In his remarks to the Scottish Parliament, Mr. MacAskill hinted at something that many critics of the Brown government had suggested — that it hid behind a veil of ambiguity and evasion in its dealings with the Scottish authorities, so as to encourage Edinburgh to approve the bomber’s return home under the prisoner transfer agreement without Mr. Brown and his ministers having to take responsibility for the decision themselves.

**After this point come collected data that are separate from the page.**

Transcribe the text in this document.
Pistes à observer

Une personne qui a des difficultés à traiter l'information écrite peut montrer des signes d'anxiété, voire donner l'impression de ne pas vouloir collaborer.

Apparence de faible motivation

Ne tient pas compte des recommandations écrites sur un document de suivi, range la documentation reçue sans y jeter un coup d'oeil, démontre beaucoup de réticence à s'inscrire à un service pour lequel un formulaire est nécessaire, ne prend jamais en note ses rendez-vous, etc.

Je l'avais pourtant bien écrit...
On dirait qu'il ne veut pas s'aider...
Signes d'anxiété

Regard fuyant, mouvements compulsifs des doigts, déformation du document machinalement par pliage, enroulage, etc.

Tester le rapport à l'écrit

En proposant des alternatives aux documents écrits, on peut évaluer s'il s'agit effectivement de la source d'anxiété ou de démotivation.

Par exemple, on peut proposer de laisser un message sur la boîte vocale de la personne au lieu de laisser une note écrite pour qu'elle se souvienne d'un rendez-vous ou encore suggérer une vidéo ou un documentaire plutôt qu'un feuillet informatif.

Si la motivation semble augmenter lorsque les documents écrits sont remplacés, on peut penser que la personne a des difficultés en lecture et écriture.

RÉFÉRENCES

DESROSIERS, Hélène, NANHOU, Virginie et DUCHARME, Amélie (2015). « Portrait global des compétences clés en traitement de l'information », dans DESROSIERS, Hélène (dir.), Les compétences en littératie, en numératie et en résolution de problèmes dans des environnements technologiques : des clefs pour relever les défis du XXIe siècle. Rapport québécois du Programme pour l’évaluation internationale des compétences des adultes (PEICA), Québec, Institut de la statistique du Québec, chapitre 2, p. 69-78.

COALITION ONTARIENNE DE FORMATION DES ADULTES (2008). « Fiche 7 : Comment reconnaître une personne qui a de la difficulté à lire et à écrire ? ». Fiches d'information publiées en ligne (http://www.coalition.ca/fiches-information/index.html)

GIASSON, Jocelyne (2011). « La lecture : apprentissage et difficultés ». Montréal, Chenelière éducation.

Mr. MacAskill said he had received a perfunctory answer this summer when he wrote to Jack Straw, justice minister in the Brown government, asking the government to “make representations or provide information” regarding the proposed release. “They declined to do so,” he said. “They simply informed me that they saw no legal barrier to transfer and that they gave no assurances to the U.S. government at the time. They declined to offer a full explanation. I found that highly regrettable.”

He contrasted the British reply with what he had been told weeks before his decision when he met with American officials, including Attorney General Eric H. Holder Jr., who as deputy attorney general oversaw issues relating to the Megrahi trial before it began in 2001. He said Mr. Holder had been “adamant” that Britain had given Washington assurances that any sentence imposed at the trial would be served in Scotland, and that he had been told the same by Secretary of State Hillary Rodham Clinton.

Mr. MacAskill said that the conflicting responses in London and Washington left him uncertain as to what had been agreed to by the two governments, but that he was convinced that “the American families and government had an expectation, or were led to believe, that there would be no prisoner transfer and the sentence would be served in Scotland.” He said “many of the American families” had spoken of “the comfort they placed on these assurances” when he talked with them in a video conference before his decision.

Accordingly, he said, he had decided to deny Mr. Megrahi’s application for a prisoner transfer and to approve his return to Libya under compassionate grounds, which he described as an act of “mercy” for a dying man.